This section considers the form and design of individual buildings, a matter of architecture. Because a major proportion of the new buildings constructed in Essex are not designed by anyone with formal architectural training, it is legitimate to set out the design requirements of the planning authority.
Regional Building Forms
The traditional buildings of Essex are typically made up of rectangular rather than square plan forms, with pitched roofs spanning the narrower plan dimension. Such spans are rarely greater than 6.5m in width, but more usually of the order of 5m. In order to fit in with the existing urban landscape of Essex, new buildings should also employ these forms and dimensions.
Buildings of more complex form should be combine such forms to create (for example) L-plans, T-plans or deeper plan forms made up of parallel ranges. In all cases, each element of the plan should have a roof pitched over the shorter dimension. Such roofs should typically be pitched at approximately 50°.
Each building should be composed of a 'family' of forms, with roofs of similar pitch and without discordant flat-topped elements. In any such combination of forms, there should be a principal element to which subsidiary elements are added. Complex plans should not be enclosed in an enveloping volume out of which pieces are cut to create subtractive forms.
The use of deep-plan (i.e. more than 5m deep) buildings roofed with a single span results in wide gable ends uncharacteristic of traditional buildings in Essex. It can also lead to roofing problems. With the roof pitched at 50°, the depth of the plan creates an uneconomically large roof space. This can then lead to the temptation to lower the eaves level and place the upper storey within the roof. Another undesirable solution is to slacken the roof pitch to an extent uncharacteristic of traditional buildings. The traditional solution to the deep-plan form is to use parallel roof spans.
Deep-plan terraces are best avoided altogether, as the resulting narrow frontage to each dwelling means less frontage width is available for enclosing urban space. Rear gardens also have to be made inordinately long and thin to provide the minimum required area. However, if deep-plan terraces are unavoidable, the gable ends should be concealed.
Sometimes, the deep-plan form results from the placing of small dwellings back-to-back. This is seldom a satisfactory solution, due to the lack of a private garden side to the dwelling, the need to bring car parking close to both sides of the building and the impossibility of joining such a block to other buildings (due to there being windows on all sides). Small dwellings are therefore better arranged in normal terraces.
The placing of flats back-to-back results in the same problems of wide gable ends and difficulty in joining blocks together to enclose space. Furthermore, a block of flats with aspects in all directions increases problems of overlooking. Blocks one flat deep are thus a better and more flexible solution. If roads, car parks and access are located on both sides of a block of flats, this can result in a lack of screened amenity space suitable for sitting out. Sufficient space for amenity use should be provided adjacent to the building on at least one side.
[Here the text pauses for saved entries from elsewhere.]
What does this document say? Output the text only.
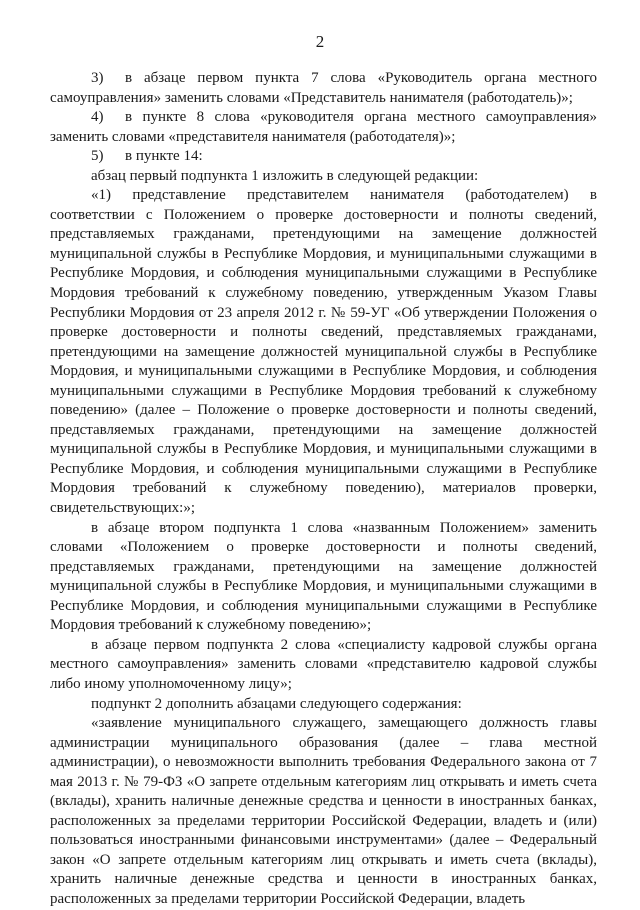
2

3) в абзаце первом пункта 7 слова «Руководитель органа местного самоуправления» заменить словами «Представитель нанимателя (работодатель)»;

4) в пункте 8 слова «руководителя органа местного самоуправления» заменить словами «представителя нанимателя (работодателя)»;

5) в пункте 14:

абзац первый подпункта 1 изложить в следующей редакции:

«1) представление представителем нанимателя (работодателем) в соответствии с Положением о проверке достоверности и полноты сведений, представляемых гражданами, претендующими на замещение должностей муниципальной службы в Республике Мордовия, и муниципальными служащими в Республике Мордовия, и соблюдения муниципальными служащими в Республике Мордовия требований к служебному поведению, утвержденным Указом Главы Республики Мордовия от 23 апреля 2012 г. № 59-УГ «Об утверждении Положения о проверке достоверности и полноты сведений, представляемых гражданами, претендующими на замещение должностей муниципальной службы в Республике Мордовия, и муниципальными служащими в Республике Мордовия, и соблюдения муниципальными служащими в Республике Мордовия требований к служебному поведению» (далее – Положение о проверке достоверности и полноты сведений, представляемых гражданами, претендующими на замещение должностей муниципальной службы в Республике Мордовия, и муниципальными служащими в Республике Мордовия, и соблюдения муниципальными служащими в Республике Мордовия требований к служебному поведению), материалов проверки, свидетельствующих:»;

в абзаце втором подпункта 1 слова «названным Положением» заменить словами «Положением о проверке достоверности и полноты сведений, представляемых гражданами, претендующими на замещение должностей муниципальной службы в Республике Мордовия, и муниципальными служащими в Республике Мордовия, и соблюдения муниципальными служащими в Республике Мордовия требований к служебному поведению»;

в абзаце первом подпункта 2 слова «специалисту кадровой службы органа местного самоуправления» заменить словами «представителю кадровой службы либо иному уполномоченному лицу»;

подпункт 2 дополнить абзацами следующего содержания:

«заявление муниципального служащего, замещающего должность главы администрации муниципального образования (далее – глава местной администрации), о невозможности выполнить требования Федерального закона от 7 мая 2013 г. № 79-ФЗ «О запрете отдельным категориям лиц открывать и иметь счета (вклады), хранить наличные денежные средства и ценности в иностранных банках, расположенных за пределами территории Российской Федерации, владеть и (или) пользоваться иностранными финансовыми инструментами» (далее – Федеральный закон «О запрете отдельным категориям лиц открывать и иметь счета (вклады), хранить наличные денежные средства и ценности в иностранных банках, расположенных за пределами территории Российской Федерации, владеть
Typically, in order to conform to the traditional Essex roofscape, roofs should be pitched at approximately 50° over spans not exceeding 5m. Such roofs are more attractive gabled than hipped. The use of hips on both ends of a house gives it a suburban look and makes it difficult to integrate into the street scene. Hips should therefore be used sparingly, for example on the rear end of a cross wing, or on a freestanding house. A hipped roof at the end of a terrace will lead the eye round and provide continuity into the adjoining street.
Roof pitches in the range 35°-40° may be used in exceptional circumstances, for example for a rear lean-to or a deeper plan house. In the latter case, this roof pitch should only be used in conjunction with either a wide eaves overhang or a parapet, as well as with substantial chimney stacks centred on the ridge-line.
If the stack is not situated on the gable end, it should be centrally positioned and the gable should be replaced by a hip with a wide eaves overhang. Centrally placed windows on the end elevation can help break up the width.
In the case of a longer terrace or the important exposed end of a deep-plan house with 36°-40° pitched roof, the treatment of the gable end may be strengthened by brick relief detail, to give the impression of a pediment resting on corner pilasters (see picture K). These measures will bring such a building into the vocabulary of forms typical of the 19th century and frequently encountered in Essex. In such cases, slates should be used in roofing. It may also be preferable to conceal an otherwise unsightly wide gable end with a front-to-back cross wing at right angles, thereby presenting a narrow gable to the street.